In talking about the impact of music on his composition, Gaines has stated that he thinks the dark blues artists gave us. It is a preferable depiction over even the dark journalists did at that specific time. Something else, particularly in jazz music, is a reiteration of things, rehashing and rehashing to get the point over, which he attempts to do in exchange.

It appears that what Gaines is doing isn’t just catching the content of the oral society story. It is catching the subtleties of mind-set and setting, what has been called the surface and setting of oral accounts. 

Gaines additionally utilizes the story inside the story, a significant technique in people’s portrayal as he has the elderly people recount stories from quite a while ago. Gaines comprehends the unpredictability of the people’s story style and he can catch that style in artistic structure.

His Knowledge of Culture

Gaines’ experience and his insight into the people’s culture give him a system for his account style and for his introduction of individual individuals and their interrelationships. That Gaines utilizes an accounting procedure from oral custom appears to be normal since the story appears to have advanced from the way of life and its kin.

One significant distinction among Gaines and numerous other dark essayists is that Gaines came back toward the South. He isn’t an outcast. He can show both the recorded racial clash between the Cajuns and blacks. He also shows the changes, especially in the old people of color and the youthful Cajuns. 

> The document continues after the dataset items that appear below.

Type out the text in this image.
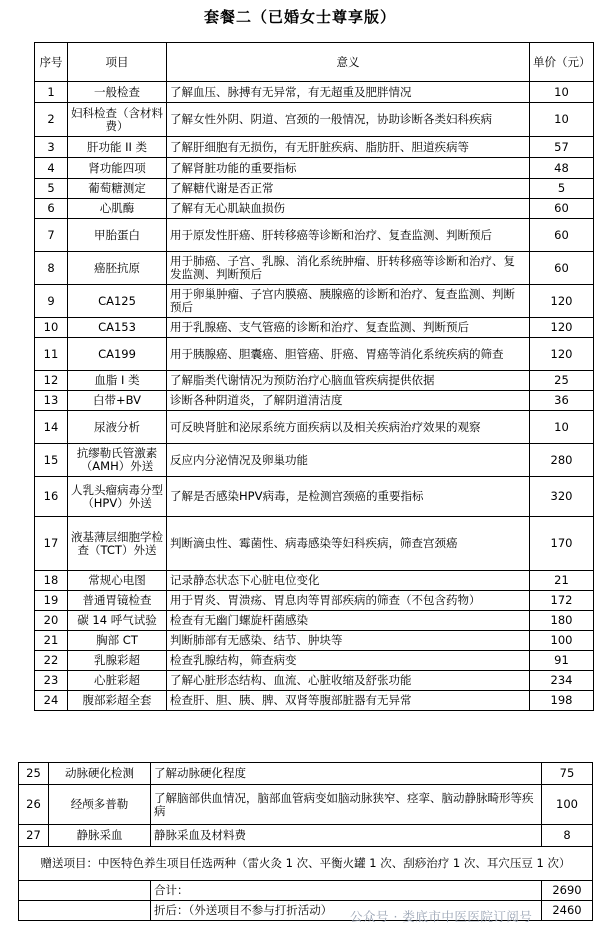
套餐二（已婚女士尊享版）
序号	项目	意义	单价（元）
1	一般检查	了解血压、脉搏有无异常，有无超重及肥胖情况	10
2	妇科检查（含材料费）	了解女性外阴、阴道、宫颈的一般情况，协助诊断各类妇科疾病	10
3	肝功能 II 类	了解肝细胞有无损伤，有无肝脏疾病、脂肪肝、胆道疾病等	57
4	肾功能四项	了解肾脏功能的重要指标	48
5	葡萄糖测定	了解糖代谢是否正常	5
6	心肌酶	了解有无心肌缺血损伤	60
7	甲胎蛋白	用于原发性肝癌、肝转移癌等诊断和治疗、复查监测、判断预后	60
8	癌胚抗原	用于肺癌、子宫、乳腺、消化系统肿瘤、肝转移癌等诊断和治疗、复发监测、判断预后	60
9	CA125	用于卵巢肿瘤、子宫内膜癌、胰腺癌的诊断和治疗、复查监测、判断预后	120
10	CA153	用于乳腺癌、支气管癌的诊断和治疗、复查监测、判断预后	120
11	CA199	用于胰腺癌、胆囊癌、胆管癌、肝癌、胃癌等消化系统疾病的筛查	120
12	血脂 I 类	了解脂类代谢情况为预防治疗心脑血管疾病提供依据	25
13	白带+BV	诊断各种阴道炎，了解阴道清洁度	36
14	尿液分析	可反映肾脏和泌尿系统方面疾病以及相关疾病治疗效果的观察	10
15	抗缪勒氏管激素（AMH）外送	反应内分泌情况及卵巢功能	280
16	人乳头瘤病毒分型（HPV）外送	了解是否感染HPV病毒，是检测宫颈癌的重要指标	320
17	液基薄层细胞学检查（TCT）外送	判断滴虫性、霉菌性、病毒感染等妇科疾病，筛查宫颈癌	170
18	常规心电图	记录静态状态下心脏电位变化	21
19	普通胃镜检查	用于胃炎、胃溃疡、胃息肉等胃部疾病的筛查（不包含药物）	172
20	碳 14 呼气试验	检查有无幽门螺旋杆菌感染	180
21	胸部 CT	判断肺部有无感染、结节、肿块等	100
22	乳腺彩超	检查乳腺结构，筛查病变	91
23	心脏彩超	了解心脏形态结构、血流、心脏收缩及舒张功能	234
24	腹部彩超全套	检查肝、胆、胰、脾、双肾等腹部脏器有无异常	198
25	动脉硬化检测	了解动脉硬化程度	75
26	经颅多普勒	了解脑部供血情况，脑部血管病变如脑动脉狭窄、痉挛、脑动静脉畸形等疾病	100
27	静脉采血	静脉采血及材料费	8
赠送项目：中医特色养生项目任选两种（雷火灸 1 次、平衡火罐 1 次、刮痧治疗 1 次、耳穴压豆 1 次）			
		合计：	2690
		折后：（外送项目不参与打折活动）	2460
公众号 · 娄底市中医医院订阅号
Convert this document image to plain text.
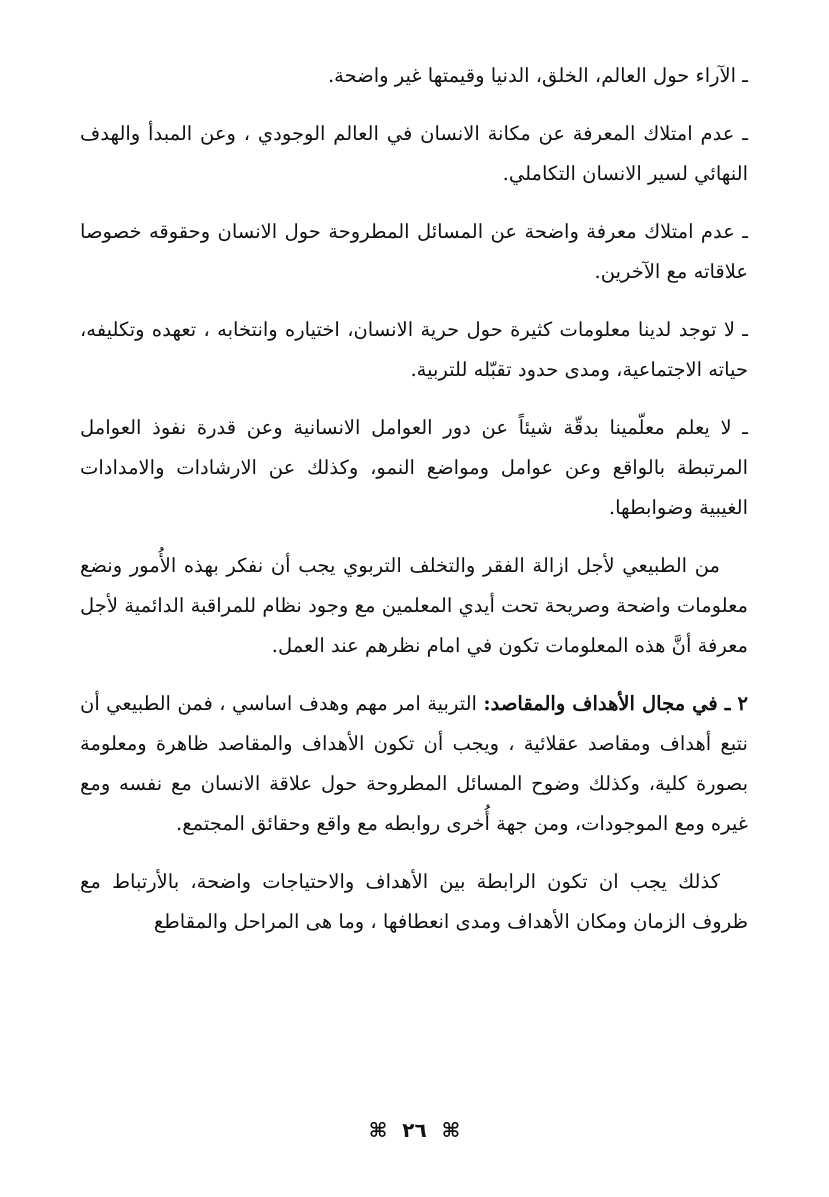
ـ الآراء حول العالم، الخلق، الدنيا وقيمتها غير واضحة.

ـ عدم امتلاك المعرفة عن مكانة الانسان في العالم الوجودي ، وعن المبدأ والهدف النهائي لسير الانسان التكاملي.

ـ عدم امتلاك معرفة واضحة عن المسائل المطروحة حول الانسان وحقوقه خصوصا علاقاته مع الآخرين.

ـ لا توجد لدينا معلومات كثيرة حول حرية الانسان، اختياره وانتخابه ، تعهده وتكليفه، حياته الاجتماعية، ومدى حدود تقبّله للتربية.

ـ لا يعلم معلّمينا بدقّة شيئاً عن دور العوامل الانسانية وعن قدرة نفوذ العوامل المرتبطة بالواقع وعن عوامل ومواضع النمو، وكذلك عن الارشادات والامدادات الغيبية وضوابطها.

من الطبيعي لأجل ازالة الفقر والتخلف التربوي يجب أن نفكر بهذه الأُمور ونضع معلومات واضحة وصريحة تحت أيدي المعلمين مع وجود نظام للمراقبة الدائمية لأجل معرفة أنَّ هذه المعلومات تكون في امام نظرهم عند العمل.

٢ ـ في مجال الأهداف والمقاصد: التربية امر مهم وهدف اساسي ، فمن الطبيعي أن نتبع أهداف ومقاصد عقلائية ، ويجب أن تكون الأهداف والمقاصد ظاهرة ومعلومة بصورة كلية، وكذلك وضوح المسائل المطروحة حول علاقة الانسان مع نفسه ومع غيره ومع الموجودات، ومن جهة أُخرى روابطه مع واقع وحقائق المجتمع.

كذلك يجب ان تكون الرابطة بين الأهداف والاحتياجات واضحة، بالأرتباط مع ظروف الزمان ومكان الأهداف ومدى انعطافها ، وما هى المراحل والمقاطع

⌘ ٢٦ ⌘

He knows and comprehends the dynamic elements of the communications of two people’s societies. From his story voices, unmistakably he has not put some distance between the individuals.

His narrating strategy is bona fide and his account voices are certified. In Gaines, the exemplary indignation is there, however not the serious annoyance of numerous other dark authors. There is both displeasure and comprehension in Gaines, a sort of delicate indignation, which sees the offenses of the past, but at the same time is happy to perceive the positive changes of the present.

His Settings

Ernest Gaines is known for his portrayal of the South, his solid characters, his authentic exactness, and his reasonable utilization of setting. He has made a town in Louisiana, Bayonne, a supported spot like Faulkner’s formation of Yoknapatawpha County. Bayonne is the setting for the greater part of his accounts.

The readers come to know this piece of Louisiana which depends on the spot where Gaines went through the initial fourteen years of his life. Despite the fact that he utilizes this setting over and over, he includes new subtleties each time. He regularly utilizes foil characters who present the differentiation between what is and what may be. His most popular works are all set in this setting.